Here is what Goldman Sachs had to say about inflation on its Top 10 Questions for 2010 (posted by Zero Hedge):
“6. Will inflation fall further?
Very likely yes, at least as far as the “core” indexes are concerned. As we demonstrated in a comprehensive study recently, “slack” is the best predictor of inflation both at the aggregate level and in individual sectors of the economy. Moreover, Exhibit 6 shows that slack is pervasive throughout the economy, not just in the well known data on unemployment and industrial capacity utilization.
One particular area in which slack could put significant further downward pressure on inflation is actual and imputed rents. There is a clear inverse relationship between the rental vacancy rate and the pace of rent inflation. With rental vacancies at a record, we expect further significant declines in year-on-year rent inflation into negative territory.”
As a trader, watching for surprises in the CPI (up or down) and other related economic indicators is really all you can do in regard to the issue. This is something you can prepare for.
4) Stimulus and Fed Exit Strategy
Big price swings in currencies are likely to be followed by unpredictable announcements from the Federal Reserve, U.S. Treasury, or other government institutions. More stimulus funds (i.e. more debt or money printing/inflation concerns) or a change (e.g. extension or quicker than anticipated) in the date of the Fed’s exit strategy will be the core issues to watch for.
Unexpected Announcements such as the one to cover unlimited losses at mortgage giants Freddie Mac and Fannie Mae will likely influence your trades and there’s not much you can do about it.
5) Changing the Reserve Currency
The dollar’s status as the reserve currency of the world is likely to continue. Nevertheless, every time some foreign government official (especially from China) talks about dollar diversification, the currency market goes all over the place. Not a lot of fundamental economic elements have changed since the beginning of the financial crisis (e.g. world economy structure, regulation, etc). As a result, the dollar’s reserve currency status is likely to remain the same as well.

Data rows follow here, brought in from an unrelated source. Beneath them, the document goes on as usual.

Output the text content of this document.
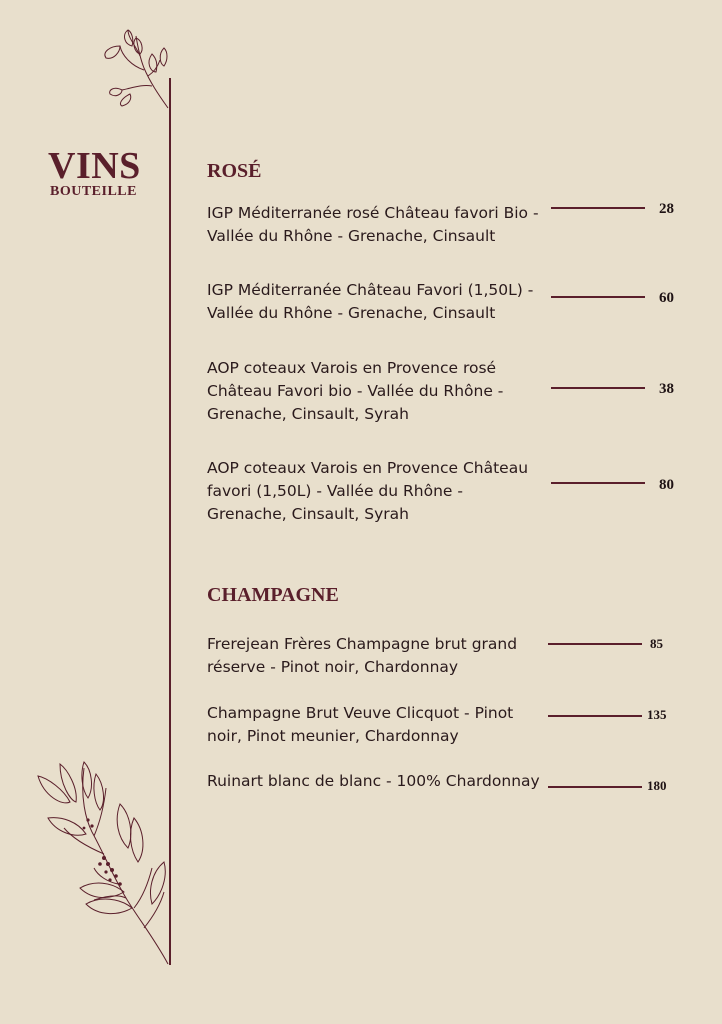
VINS
BOUTEILLE
ROSÉ
IGP Méditerranée rosé Château favori Bio - Vallée du Rhône - Grenache, Cinsault
28
IGP Méditerranée Château Favori (1,50L) - Vallée du Rhône - Grenache, Cinsault
60
AOP coteaux Varois en Provence rosé Château Favori bio - Vallée du Rhône - Grenache, Cinsault, Syrah
38
AOP coteaux Varois en Provence Château favori (1,50L) - Vallée du Rhône - Grenache, Cinsault, Syrah
80
CHAMPAGNE
Frerejean Frères Champagne brut grand réserve - Pinot noir, Chardonnay
85
Champagne Brut Veuve Clicquot - Pinot noir, Pinot meunier, Chardonnay
135
Ruinart blanc de blanc - 100% Chardonnay	180
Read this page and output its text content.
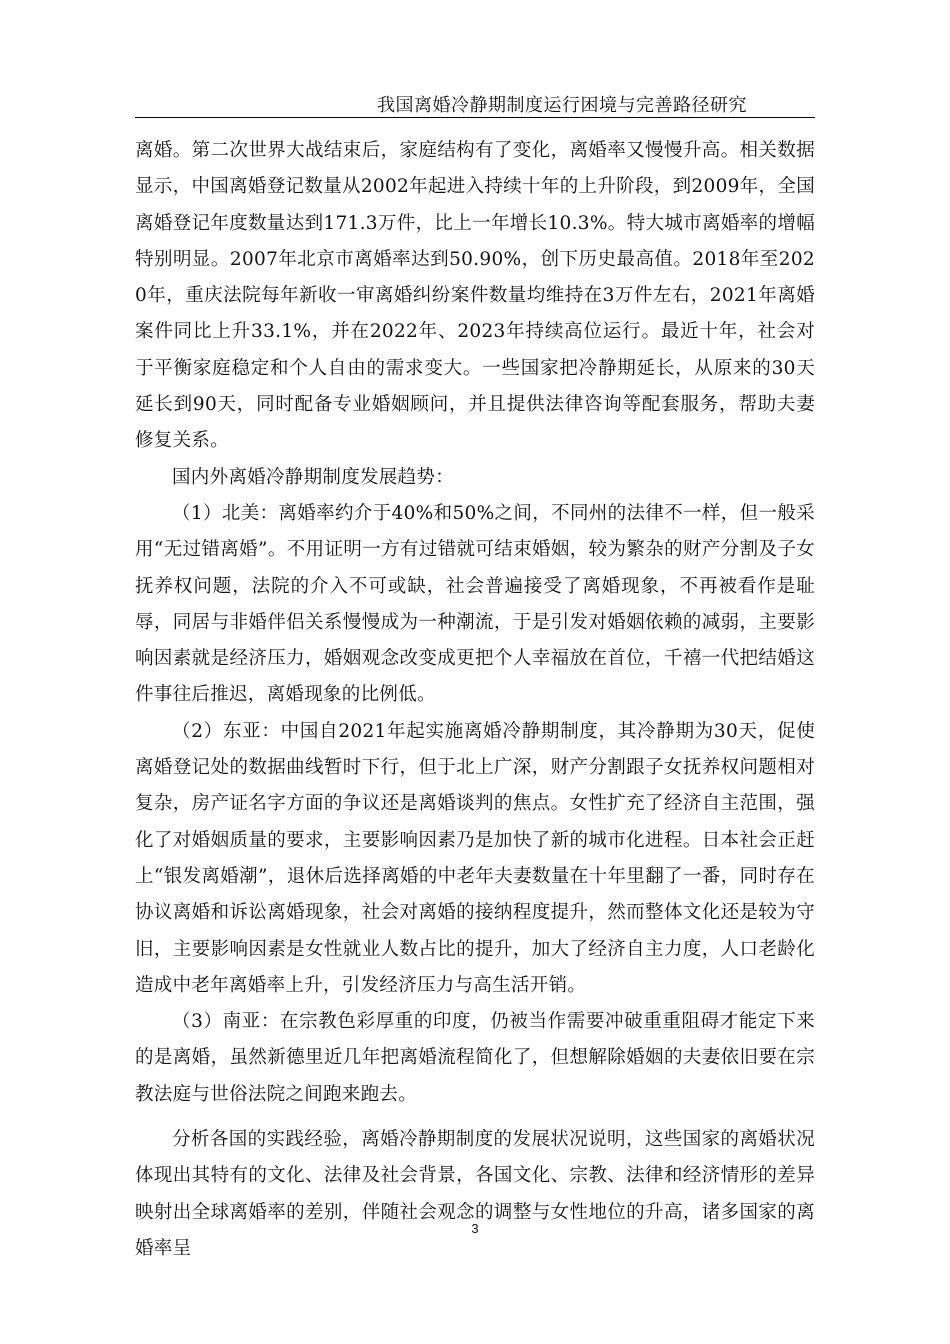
我国离婚冷静期制度运行困境与完善路径研究

离婚。第二次世界大战结束后，家庭结构有了变化，离婚率又慢慢升高。相关数据显示，中国离婚登记数量从2002年起进入持续十年的上升阶段，到2009年，全国离婚登记年度数量达到171.3万件，比上一年增长10.3%。特大城市离婚率的增幅特别明显。2007年北京市离婚率达到50.90%，创下历史最高值。2018年至2020年，重庆法院每年新收一审离婚纠纷案件数量均维持在3万件左右，2021年离婚案件同比上升33.1%，并在2022年、2023年持续高位运行。最近十年，社会对于平衡家庭稳定和个人自由的需求变大。一些国家把冷静期延长，从原来的30天延长到90天，同时配备专业婚姻顾问，并且提供法律咨询等配套服务，帮助夫妻修复关系。

国内外离婚冷静期制度发展趋势：

（1）北美：离婚率约介于40%和50%之间，不同州的法律不一样，但一般采用“无过错离婚”。不用证明一方有过错就可结束婚姻，较为繁杂的财产分割及子女抚养权问题，法院的介入不可或缺，社会普遍接受了离婚现象，不再被看作是耻辱，同居与非婚伴侣关系慢慢成为一种潮流，于是引发对婚姻依赖的减弱，主要影响因素就是经济压力，婚姻观念改变成更把个人幸福放在首位，千禧一代把结婚这件事往后推迟，离婚现象的比例低。

（2）东亚：中国自2021年起实施离婚冷静期制度，其冷静期为30天，促使离婚登记处的数据曲线暂时下行，但于北上广深，财产分割跟子女抚养权问题相对复杂，房产证名字方面的争议还是离婚谈判的焦点。女性扩充了经济自主范围，强化了对婚姻质量的要求，主要影响因素乃是加快了新的城市化进程。日本社会正赶上“银发离婚潮”，退休后选择离婚的中老年夫妻数量在十年里翻了一番，同时存在协议离婚和诉讼离婚现象，社会对离婚的接纳程度提升，然而整体文化还是较为守旧，主要影响因素是女性就业人数占比的提升，加大了经济自主力度，人口老龄化造成中老年离婚率上升，引发经济压力与高生活开销。

（3）南亚：在宗教色彩厚重的印度，仍被当作需要冲破重重阻碍才能定下来的是离婚，虽然新德里近几年把离婚流程简化了，但想解除婚姻的夫妻依旧要在宗教法庭与世俗法院之间跑来跑去。

分析各国的实践经验，离婚冷静期制度的发展状况说明，这些国家的离婚状况体现出其特有的文化、法律及社会背景，各国文化、宗教、法律和经济情形的差异映射出全球离婚率的差别，伴随社会观念的调整与女性地位的升高，诸多国家的离婚率呈

3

In regard to China, it pegs its currency to the dollar. This requires them to accumulate dollar reserves. Unless the Yuan is going to free-float, China will continue to buy dollars. We also can’t forget that China has a lot of dollars (and will for some time) which means it’s in their best interest to have a strong dollar.
Overall, any of dollar-crosses are exposed to this “changing-the-reserve-currency” risk.
Digression: While we talk about China it’s important to notice that markets will probably fall into chaos if things in China start to go the wrong way. As TPC noted:
“China has grown to become the hope of the global economy. With their booming growth, growing consumerism, and fiscal prudence, China is the envy of the economic world. The rally in commodities and manufacturing continues to chug along with a great deal of help from China. If anything goes wrong in China (and we mean anything) equity markets will tumble.”
6) Bank Losses
The banking industry in the United States did pretty well in 2009. Large sums of stimulus money combined with some key changes in accounting rules enabled banks to magically solve all their problems. Huge losses were followed by huge profits. While I would like to believe that everyone got their game together and things are getting better, it’s obvious some of them are hiding big losses.
The fact that the government recently decided to cover unlimited losses at Freddie Mac and Fannie Mae is an indication that things are not as rosy as people think. As a result, similar unexpected bad news in the banking industry is likely to send shock waves across all markets.
7) Ponzi Schemes and what-not (Black Swans?)
I’m assuming most people don’t know about things such as Ponzi schemes until they are exposed in public. Imagine if we found out about another 2 or 3 Bernie Madoffs in 2010?
What happens if the possible sovereign defaults mentioned in the beginning do happen and we have a few AIGs that wrote too many credit-default-swaps and can’t pay for them?